That the Timberwolves will open the regular season Wednesday in Brooklyn is only fitting, considering the Nets influence here in Minnesota.
Players? Backups Shabazz Napier and Treveon Graham both played in Brooklyn last season, when the Nets bounced back from a 28-54 record in 2017-2018 to go 42-40 and qualify for the Eastern Conference playoffs. Both of them came to Minnesota as part of the complicated dealings that sent D’Angelo Russell to Golden State and Kevin Durant to the Nets.
Front office? Assistant general manager Gianluca Pascucci was the Nets’ director of scouting from 2016 through last season, while Wolves assistant coach Pablo Prigioni was an assistant with the Nets last year.
What effect has this western migration to Minnesota had on the Wolves?
“It’s a selflessness for the group, understanding that the greater group is where your strength lies,” Wolves coach Ryan Saunders said before Monday’s practice — the Wolves will travel to Brooklyn on Tuesday and open the season there Wednesday. “That’s a credit to Brooklyn and what they’ve built from a place of a low number of draft picks to being in the position they’re in right now, as arguably one of the better teams in the league.”
It’s an influence that might be seen on the Wolves, though Saunders was quick to point out the Wolves try to learn from a number of successful teams.
“I think you take things from any organization that has success and has done things the right way, and done things with character as well,” he said.

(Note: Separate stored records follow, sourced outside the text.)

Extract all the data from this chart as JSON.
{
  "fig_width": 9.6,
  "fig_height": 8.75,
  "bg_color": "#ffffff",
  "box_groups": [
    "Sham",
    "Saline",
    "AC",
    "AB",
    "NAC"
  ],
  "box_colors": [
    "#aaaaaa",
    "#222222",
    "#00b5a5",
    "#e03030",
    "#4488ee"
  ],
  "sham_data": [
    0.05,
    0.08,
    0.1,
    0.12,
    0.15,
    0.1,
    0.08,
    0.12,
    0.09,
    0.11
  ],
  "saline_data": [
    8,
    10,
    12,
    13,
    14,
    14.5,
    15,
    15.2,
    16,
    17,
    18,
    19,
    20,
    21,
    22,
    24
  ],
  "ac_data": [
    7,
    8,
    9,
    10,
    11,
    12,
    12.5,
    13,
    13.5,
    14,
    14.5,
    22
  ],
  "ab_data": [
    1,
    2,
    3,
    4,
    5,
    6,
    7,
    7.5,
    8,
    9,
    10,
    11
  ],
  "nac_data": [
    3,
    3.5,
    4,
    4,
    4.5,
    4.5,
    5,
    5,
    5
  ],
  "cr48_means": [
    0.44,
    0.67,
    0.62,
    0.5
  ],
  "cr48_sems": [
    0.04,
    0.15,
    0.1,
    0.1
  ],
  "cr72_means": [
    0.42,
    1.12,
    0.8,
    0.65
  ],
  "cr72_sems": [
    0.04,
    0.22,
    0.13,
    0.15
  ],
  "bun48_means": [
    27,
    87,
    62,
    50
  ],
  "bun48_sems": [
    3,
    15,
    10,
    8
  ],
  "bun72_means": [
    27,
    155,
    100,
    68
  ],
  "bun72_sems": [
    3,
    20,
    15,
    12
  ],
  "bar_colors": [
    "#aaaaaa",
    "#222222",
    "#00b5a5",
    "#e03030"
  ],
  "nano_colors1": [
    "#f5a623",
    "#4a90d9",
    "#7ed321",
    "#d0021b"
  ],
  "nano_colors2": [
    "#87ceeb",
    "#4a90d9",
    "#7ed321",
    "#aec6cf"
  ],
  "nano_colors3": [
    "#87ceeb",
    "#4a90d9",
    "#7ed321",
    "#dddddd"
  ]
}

All that said, this won’t be a reunion of any sort. It’s the first game of a season in which the Wolves intend to surpass leaguewide expectations. Napier, for example, doesn’t feel he has anything to prove with the team that parted ways with him.
“No, I’m never about that,” said Napier, a point guard who averaged 9.4 points and 2.6 assists in 56 games for the Nets last season. “I just want to win, at the end of the day. They have a great group of guys there, and so do we. We’re just trying to come out here together, trying to figure our each other and trying to get a win.”
A good place to start
Just from an X’s and O’s standpoint, Saunders said the Nets are a good team to start the season against. The Wolves have implemented a faster-paced offense that encourages more three-pointers and fewer long twos.
“Brooklyn is going to be a good first opponent for us, because we know they play some zone,” Saunders said. “They do some things that they’ve had success with. In a way, they want to force you into long, contested twos. Very similar to what we talk about a lot. So it’s a good test for us, just reinforcing our points of emphasis, our philosophy and understanding that we stick with things.”
• Wolves newcomer Jordan Bell has an opinion on prognosticators who are picking the Wolves to have a difficult year: “I don’t know what they don’t know,’’ he said. “But I know that we’re going to make some noise this year. We’re not just going to be a team that gets through the season and in the middle of April we’re just done. We have aspirations of playing in April, May, June, however far we can make it in the playoffs.”
• The Wolves on Monday waived guards Tyus Battle, Barry Brown Jr. and Tyrone Wallace, finalizing the roster at 17 players.